“Southern trees bear strange fruit / Blood on the leaves and blood at the root,” sings Billie Holiday on the harrowing protest song Strange Fruit. A song that began, in 1937, as a poem by New York schoolteacher Abel Meeropol, it portrays a lynching and the horrors of racism, and became an anthem of the early civil rights movement. Although previously banned and censored, it has since been sampled by countless musicians, including Nina Simone, Annie Lennox, Tori Amos and Kanye West. This year marks the centenary of Holiday’s birth, yet a sense of racial injustice still comes through in the immediacy and urgency of her voice.
“Scent of magnolias, sweet and fresh / Then the sudden smell of burning flesh,” Holiday sings in a song that imagines an idyllic south. But the “pastoral scene of the gallant south” is shattered by murder, the beauty of those sweet, fresh flowers giving way to the ugliness of violence. As David Margolick writes in his study of Strange Fruit, fans credit it “with helping awaken them to the realities of racial prejudice and the redemptive, ameliorative power of art”, while Q Magazine described it as one of the “10 songs that actually changed the world”. It prompts thoughts about those periods when songs have galvanised people into political action, when music has empowered and mobilised the masses.
After finding a stash of records left in a room I used to rent, I am on a mission to build up a vinyl record collection of my own, setting myself a budget of £7 or less per record, and I’m intent on adding Billie Holiday to my pile. In my quest for vinyl, I venture down London’s Golden Mile of Vinyl, as Berwick Street came to be known in the 1980s. Rummaging through the sale racks at Sister Ray, I come across Randy Crawford, Shalimar, the Bangles and Barbara Streisand – but there is no sign of Billie. I try the nearby Sounds of the Universe, but they have none in stock either. I have almost given up hope by the time I arrive at Reckless Records.
I am initially unhopeful of finding a bargain, as the first price sticker I see in the shop is on a Led Zeppelin record, for an eye-watering £1,000. I am flicking through the jazz section when I am suddenly greeted by Billie Holiday’s open mouth and closed eyes – that iconic picture of her that had so captivated me when I first saw it in that previous tenant’s collection. I am delighted to find Holiday’s Greatest Hits for £6. For another £3, I also pick up Nina Simone’s My Baby Just Cares for Me. I visit the nearby Phonica records, too, where I shelter from the summer sun and enjoy its listening booth. Next week, I will continue my vinyl treasure hunt in my hometown of Manchester. It’s been a long time since I’ve bought music in its physical rather than digital form. Strolling down the street with my purchases, holding on to a record full of pain and joy that may have, in some way, changed the world, £6 seems well worth it.
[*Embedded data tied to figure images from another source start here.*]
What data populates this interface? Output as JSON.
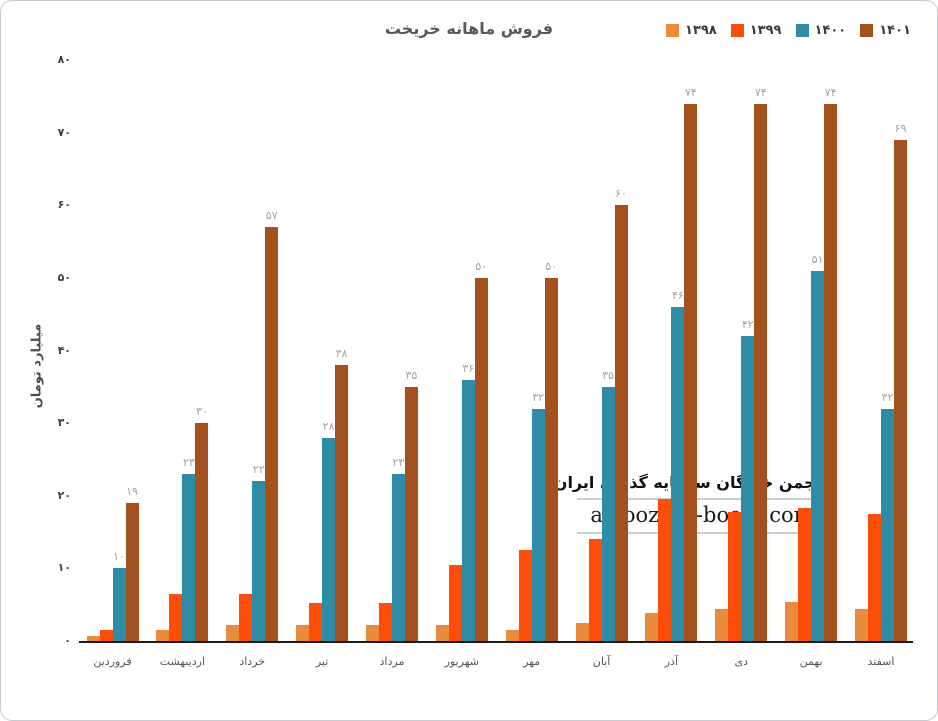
{
  "title": "فروش ماهانه خریخت",
  "legend": [
    {
      "label": "۱۳۹۸",
      "color": "#e98a3c"
    },
    {
      "label": "۱۳۹۹",
      "color": "#fc4e08"
    },
    {
      "label": "۱۴۰۰",
      "color": "#2e8ca6"
    },
    {
      "label": "۱۴۰۱",
      "color": "#a4511d"
    }
  ],
  "y_axis": {
    "title": "میلیارد تومان",
    "ticks": [
      {
        "label": "۸۰",
        "value": 80
      },
      {
        "label": "۷۰",
        "value": 70
      },
      {
        "label": "۶۰",
        "value": 60
      },
      {
        "label": "۵۰",
        "value": 50
      },
      {
        "label": "۴۰",
        "value": 40
      },
      {
        "label": "۳۰",
        "value": 30
      },
      {
        "label": "۲۰",
        "value": 20
      },
      {
        "label": "۱۰",
        "value": 10
      },
      {
        "label": "۰",
        "value": 0
      }
    ]
  },
  "watermark": {
    "line1": "انجمن خبرگان سرمایه گذاری ایران",
    "line2": "amoozesh-boors.com"
  },
  "chart_data": {
    "type": "bar",
    "title": "فروش ماهانه خریخت",
    "xlabel": "",
    "ylabel": "میلیارد تومان",
    "ylim": [
      0,
      80
    ],
    "grid": false,
    "legend_position": "top-right",
    "categories": [
      "فروردین",
      "اردیبهشت",
      "خرداد",
      "تیر",
      "مرداد",
      "شهریور",
      "مهر",
      "آبان",
      "آذر",
      "دی",
      "بهمن",
      "اسفند"
    ],
    "series": [
      {
        "name": "۱۳۹۸",
        "color": "#e98a3c",
        "values": [
          0.7,
          1.5,
          2.2,
          2.2,
          2.2,
          2.2,
          1.5,
          2.5,
          3.8,
          4.4,
          5.4,
          4.4
        ],
        "data_labels": [
          "",
          "",
          "",
          "",
          "",
          "",
          "",
          "",
          "",
          "",
          "",
          ""
        ]
      },
      {
        "name": "۱۳۹۹",
        "color": "#fc4e08",
        "values": [
          1.5,
          6.5,
          6.5,
          5.3,
          5.3,
          10.5,
          12.5,
          14,
          19.5,
          17.7,
          18.3,
          17.5
        ],
        "data_labels": [
          "",
          "",
          "",
          "",
          "",
          "",
          "",
          "",
          "",
          "",
          "",
          ""
        ]
      },
      {
        "name": "۱۴۰۰",
        "color": "#2e8ca6",
        "values": [
          10,
          23,
          22,
          28,
          23,
          36,
          32,
          35,
          46,
          42,
          51,
          32
        ],
        "data_labels": [
          "۱۰",
          "۲۳",
          "۲۲",
          "۲۸",
          "۲۳",
          "۳۶",
          "۳۲",
          "۳۵",
          "۴۶",
          "۴۲",
          "۵۱",
          "۳۲"
        ]
      },
      {
        "name": "۱۴۰۱",
        "color": "#a4511d",
        "values": [
          19,
          30,
          57,
          38,
          35,
          50,
          50,
          60,
          74,
          74,
          74,
          69
        ],
        "data_labels": [
          "۱۹",
          "۳۰",
          "۵۷",
          "۳۸",
          "۳۵",
          "۵۰",
          "۵۰",
          "۶۰",
          "۷۴",
          "۷۴",
          "۷۴",
          "۶۹"
        ]
      }
    ]
  }
}
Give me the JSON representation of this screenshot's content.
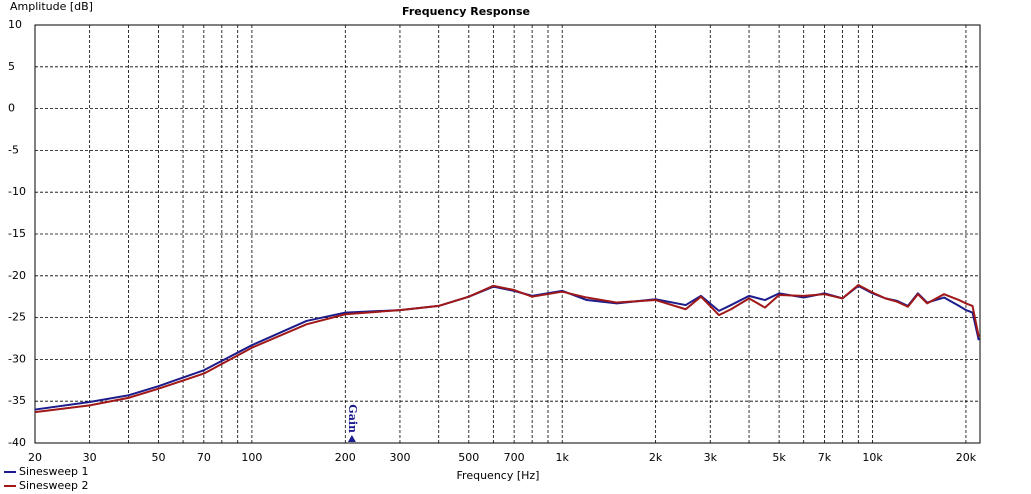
{
  "chart_data": {
    "type": "line",
    "title": "Frequency Response",
    "y_label": "Amplitude [dB]",
    "x_label": "Frequency [Hz]",
    "x_log": true,
    "grid": true,
    "xlim": [
      20,
      22200
    ],
    "ylim": [
      -40,
      10
    ],
    "xticks": [
      20,
      30,
      50,
      70,
      100,
      200,
      300,
      500,
      700,
      {
        "value": 1000,
        "label": "1k"
      },
      {
        "value": 2000,
        "label": "2k"
      },
      {
        "value": 3000,
        "label": "3k"
      },
      {
        "value": 5000,
        "label": "5k"
      },
      {
        "value": 7000,
        "label": "7k"
      },
      {
        "value": 10000,
        "label": "10k"
      },
      {
        "value": 20000,
        "label": "20k"
      }
    ],
    "xgrid_minor": [
      40,
      60,
      80,
      90,
      400,
      600,
      800,
      900,
      4000,
      6000,
      8000,
      9000
    ],
    "yticks": [
      10,
      5,
      0,
      -5,
      -10,
      -15,
      -20,
      -25,
      -30,
      -35,
      -40
    ],
    "legend": "bottom-left",
    "markers": [
      {
        "label": "Gain",
        "x": 210,
        "color": "#1c1c8c"
      }
    ],
    "x": [
      20,
      30,
      40,
      50,
      70,
      100,
      150,
      200,
      300,
      400,
      500,
      600,
      700,
      800,
      1000,
      1200,
      1500,
      2000,
      2500,
      2800,
      3200,
      3500,
      4000,
      4500,
      5000,
      6000,
      7000,
      8000,
      9000,
      10000,
      11000,
      12000,
      13000,
      14000,
      15000,
      17000,
      19000,
      20000,
      21000,
      22000
    ],
    "series": [
      {
        "name": "Sinesweep 1",
        "color": "#1c1c8c",
        "values": [
          -36.0,
          -35.1,
          -34.3,
          -33.2,
          -31.3,
          -28.3,
          -25.4,
          -24.4,
          -24.1,
          -23.6,
          -22.5,
          -21.3,
          -21.8,
          -22.4,
          -21.8,
          -22.9,
          -23.3,
          -22.8,
          -23.5,
          -22.4,
          -24.2,
          -23.5,
          -22.4,
          -22.9,
          -22.1,
          -22.6,
          -22.1,
          -22.7,
          -21.2,
          -22.1,
          -22.7,
          -23.0,
          -23.6,
          -22.1,
          -23.2,
          -22.6,
          -23.6,
          -24.1,
          -24.4,
          -27.7
        ]
      },
      {
        "name": "Sinesweep 2",
        "color": "#a01818",
        "values": [
          -36.3,
          -35.5,
          -34.6,
          -33.5,
          -31.7,
          -28.6,
          -25.8,
          -24.6,
          -24.1,
          -23.6,
          -22.5,
          -21.2,
          -21.7,
          -22.5,
          -21.9,
          -22.6,
          -23.2,
          -22.9,
          -24.0,
          -22.5,
          -24.7,
          -24.0,
          -22.7,
          -23.8,
          -22.3,
          -22.4,
          -22.2,
          -22.7,
          -21.1,
          -22.0,
          -22.7,
          -23.1,
          -23.7,
          -22.2,
          -23.3,
          -22.2,
          -22.9,
          -23.3,
          -23.6,
          -27.3
        ]
      }
    ]
  }
}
I have also been listening to Holiday’s version of Summertime. Like Strange Fruit, George Gershwin’s song has been recorded thousands of times – by everyone from George Benson to Janis Joplin to Amit Chaudhuri – and yet it still sounds unique in each artist’s voice.
I listen to the song on the summer solstice, with the knowledge that darker days are coming, that the days will soon start to get shorter and the sun scarcer. The song has a sense of capaciousness, of air and light and flight. Full of vulnerability and strength, Holiday reassures the listener that “nothin’ can harm you”, capturing the hope that better days are to come. The tragedy of her life imbues these lyrics with pathos.
Heaviness fills her words in other songs, each word weighted like stones, world-weariness echoing through a voice filled with toughness and tenderness. “My heart has an ache / It’s as heavy as stone,” she sings in I Cover the Waterfront. Images of aloneness and a heavy heart recur in Trav’lin’ All Alone: “I’m so weary and all alone / Feel tired like heavy stone / Trav’lin’, trav’lin’ all alone”. She wonders: “Who will see and who will care / ’Bout this load that I must bear.” There’s a pleading for more time: “Give me just another day / There’s one thing I want to say.”
But Summertime has a sense of hope, of burdens alleviated, of weight being lifted off shoulders. There’s a surge of optimism, of promise and potential: “One of these mornings, you’re goin’ to rise up singin’ / Then you spread your wings and you’ll take the sky.”